Cher petit homme, c’était aujourd’hui jour d’arrivage de France, je crois ? Peut-être tout ton petit monde est-il arrivé [4] ? S’il en est ainsi, mon Victor bien aimé, je comprends pourquoi je ne t’ai pas encore vu aujourd’hui, ni sur la grève parmi les barboteuses, ni chez moi. Peut-être encore travailles-tu autrement qu’avec tes polissons d’yeux et dans ce cas-là il est tout simple que tu m’aies oubliée. Enfin, mon pauvre doux libertin, où que tu sois, quoi que tu dises et que tu fasses, je te pardonne si tu ne fais aucun mal.

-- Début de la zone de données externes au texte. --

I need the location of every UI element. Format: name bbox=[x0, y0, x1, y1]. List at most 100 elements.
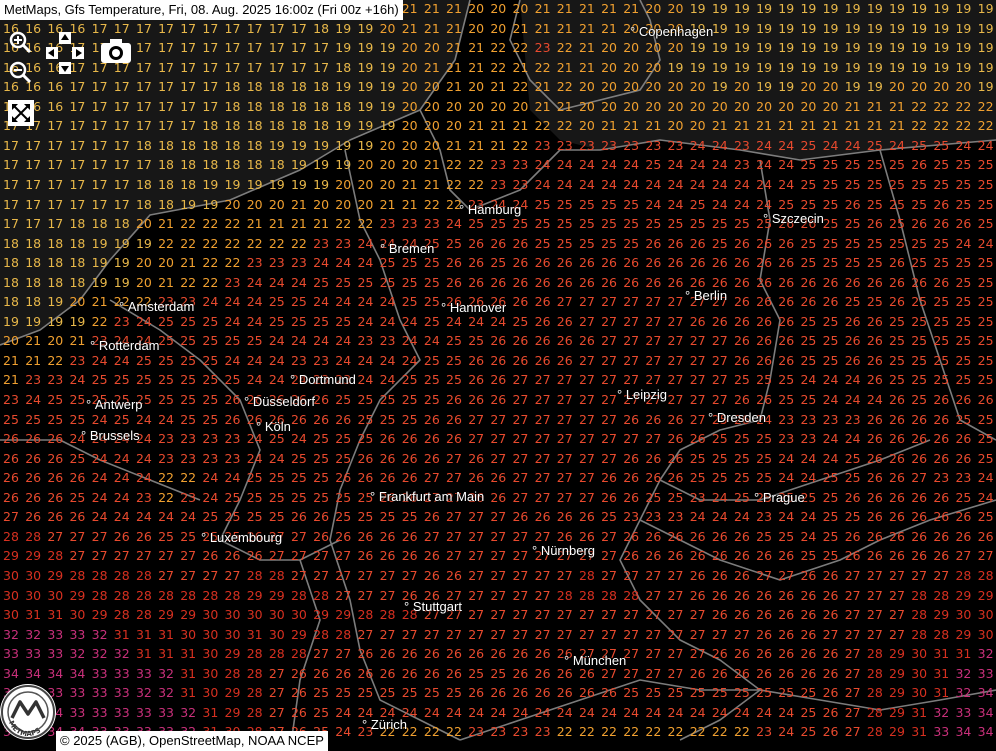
temperature-value: 27 bbox=[601, 313, 617, 329]
temperature-value: 20 bbox=[578, 118, 595, 134]
temperature-value: 22 bbox=[246, 235, 263, 251]
city-bremen[interactable]: Bremen bbox=[380, 242, 435, 256]
temperature-value: 26 bbox=[667, 431, 684, 447]
temperature-value: 25 bbox=[268, 313, 285, 329]
city-nurnberg[interactable]: Nürnberg bbox=[532, 544, 595, 558]
temperature-value: 26 bbox=[733, 333, 750, 349]
temperature-value: 25 bbox=[844, 157, 861, 173]
city-frankfurt[interactable]: Frankfurt am Main bbox=[370, 490, 484, 504]
temperature-value: 24 bbox=[91, 489, 108, 505]
temperature-value: 26 bbox=[933, 216, 950, 232]
temperature-value: 17 bbox=[91, 196, 108, 212]
temperature-value: 26 bbox=[335, 411, 352, 427]
temperature-value: 21 bbox=[534, 20, 551, 36]
pan-arrows-icon[interactable] bbox=[46, 32, 86, 76]
temperature-value: 21 bbox=[423, 176, 440, 192]
temperature-value: 17 bbox=[202, 79, 219, 95]
temperature-value: 25 bbox=[800, 352, 817, 368]
city-luxembourg[interactable]: Luxembourg bbox=[201, 531, 282, 545]
temperature-value: 21 bbox=[711, 118, 728, 134]
city-amsterdam[interactable]: Amsterdam bbox=[119, 300, 194, 314]
city-berlin[interactable]: Berlin bbox=[685, 289, 727, 303]
temperature-value: 25 bbox=[357, 392, 374, 407]
city-munchen[interactable]: München bbox=[564, 654, 626, 668]
temperature-value: 31 bbox=[25, 607, 42, 623]
city-rotterdam[interactable]: Rotterdam bbox=[90, 339, 160, 353]
city-zurich[interactable]: Zürich bbox=[362, 718, 407, 732]
temperature-value: 25 bbox=[733, 470, 750, 486]
temperature-value: 25 bbox=[468, 216, 485, 232]
city-hannover[interactable]: Hannover bbox=[441, 301, 506, 315]
temperature-value: 27 bbox=[601, 294, 617, 310]
temperature-value: 26 bbox=[468, 392, 485, 407]
temperature-value: 26 bbox=[3, 450, 19, 466]
temperature-value: 25 bbox=[778, 392, 795, 407]
temperature-value: 24 bbox=[800, 372, 817, 388]
temperature-value: 24 bbox=[800, 528, 817, 544]
temperature-value: 25 bbox=[290, 450, 307, 466]
temperature-value: 26 bbox=[357, 665, 374, 681]
temperature-value: 23 bbox=[335, 235, 352, 251]
temperature-value: 30 bbox=[180, 626, 197, 642]
temperature-value: 24 bbox=[977, 235, 994, 251]
city-koln[interactable]: Köln bbox=[256, 420, 291, 434]
temperature-value: 17 bbox=[25, 176, 42, 192]
temperature-value: 21 bbox=[578, 59, 595, 75]
temperature-value: 32 bbox=[158, 665, 174, 681]
temperature-value: 27 bbox=[578, 294, 595, 310]
temperature-value: 24 bbox=[578, 176, 595, 192]
temperature-value: 26 bbox=[379, 528, 396, 544]
city-leipzig[interactable]: Leipzig bbox=[617, 388, 667, 402]
city-prague[interactable]: Prague bbox=[754, 491, 805, 505]
temperature-value: 26 bbox=[313, 528, 330, 544]
city-dortmund[interactable]: Dortmund bbox=[290, 373, 356, 387]
city-stuttgart[interactable]: Stuttgart bbox=[404, 600, 462, 614]
temperature-value: 25 bbox=[977, 196, 994, 212]
temperature-value: 19 bbox=[778, 1, 795, 16]
temperature-value: 26 bbox=[556, 509, 573, 525]
temperature-value: 26 bbox=[822, 274, 839, 290]
temperature-value: 24 bbox=[711, 489, 728, 505]
temperature-value: 20 bbox=[446, 118, 462, 134]
temperature-value: 26 bbox=[512, 255, 529, 271]
temperature-value: 29 bbox=[889, 646, 905, 662]
temperature-value: 26 bbox=[423, 450, 440, 466]
city-copenhagen[interactable]: Copenhagen bbox=[630, 25, 713, 39]
city-hamburg[interactable]: Hamburg bbox=[459, 203, 521, 217]
temperature-value: 25 bbox=[689, 216, 706, 232]
temperature-value: 26 bbox=[756, 587, 773, 603]
temperature-value: 22 bbox=[534, 118, 551, 134]
temperature-value: 24 bbox=[977, 470, 994, 486]
metmaps-logo[interactable]: METMAPS bbox=[0, 684, 56, 740]
temperature-value: 27 bbox=[578, 450, 595, 466]
city-dusseldorf[interactable]: Düsseldorf bbox=[244, 395, 315, 409]
city-dresden[interactable]: Dresden bbox=[708, 411, 766, 425]
temperature-value: 19 bbox=[800, 59, 817, 75]
temperature-value: 26 bbox=[468, 274, 485, 290]
temperature-value: 25 bbox=[534, 216, 551, 232]
temperature-value: 27 bbox=[468, 626, 485, 642]
city-antwerp[interactable]: Antwerp bbox=[86, 398, 143, 412]
zoom-in-icon[interactable] bbox=[8, 30, 32, 54]
temperature-value: 26 bbox=[335, 470, 352, 486]
city-szczecin[interactable]: Szczecin bbox=[763, 212, 824, 226]
temperature-value: 21 bbox=[3, 372, 19, 388]
temperature-value: 27 bbox=[490, 626, 507, 642]
city-brussels[interactable]: Brussels bbox=[81, 429, 140, 443]
camera-icon[interactable] bbox=[100, 38, 132, 64]
temperature-value: 18 bbox=[25, 235, 42, 251]
temperature-value: 27 bbox=[578, 626, 595, 642]
fullscreen-icon[interactable] bbox=[8, 100, 34, 126]
temperature-value: 24 bbox=[711, 157, 728, 173]
temperature-value: 20 bbox=[645, 59, 662, 75]
temperature-value: 27 bbox=[911, 567, 928, 583]
temperature-value: 33 bbox=[113, 704, 130, 720]
temperature-value: 25 bbox=[556, 235, 573, 251]
temperature-value: 25 bbox=[911, 333, 928, 349]
temperature-value: 30 bbox=[911, 646, 928, 662]
zoom-out-icon[interactable] bbox=[8, 60, 32, 84]
temperature-value: 26 bbox=[313, 509, 330, 525]
temperature-value: 26 bbox=[911, 509, 928, 525]
temperature-value: 20 bbox=[911, 79, 928, 95]
temperature-value: 26 bbox=[866, 431, 883, 447]
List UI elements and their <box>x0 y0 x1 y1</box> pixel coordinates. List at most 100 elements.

Dans tous les cas je t’attends à poste fixe et je t’aime de même. Il a été impossible de trouver des pains à cacheter noirs à Saint-Hélier aujourd’hui. Quand j’irai pour le verre de ma montre je ferai moi-même une nouvelle tentative, après quoi il faudra aviser au moyen de s’en passer si c’est possible. Je me suis mise au pair aujourd’hui avec toute ma correspondance. Il ne me reste plus comme dernière corvée qu’une lettre au comte de Mélano et puis tout sera clos. Seulement je frémis en pensant à l’avalanche de réponses qui vont me tomber en rosée abondante, de shillings qu’il faudra cracher dans l’escarcelle du facteur. Décidément il n’y a pas d’embêtement sans [illis.] Le sujet est trop lugubre pour que j’ose en rire par un ignoble calembour. Je laisse ce divertissement aux académiciens et aux Normands qui croient savoir le français. Quant à moi, je reste dans ma gravité et ma sérénité. Je trouve que cela me va bien et vous ? En attendant votre personne et votre réponse je suis assez intriguée par le souvenir de la femme sosie qui courait des bordées mystérieuses et voilées sur votre terrasse hier au soir. C’est peut-être mon spectre comme celui de Van Hasselt qui errait autour de vous à mon insu. J’aime encore mieux croire cela qu’autre chose, mais je tâcherai pourtant de m’en assurer, ne fût-ceb que pour me tenir en bride et ne pas vous donner de trop grandes distractions pendant vos bains de mer.

Juliette

BnF, Mss, NAF 16371, f. 239-240
Transcription de Bénédicte Duthion assistée de Florence Naugrette

a) « calembourg ».
b) « fusse ».

Notes

[1Citation de Britannicus de Racine. Néron décrit Junie aperçue de nuit, « Dans le simple appareil d’une beauté qu’on vient d’arracher au sommeil ».

[2Allusion aux imprécations de Camille contre Rome dans Horace de Corneille.

[3Louise Rivière.

[4Allusion à Paul Meurice et son épouse et à François-Victor Hugo.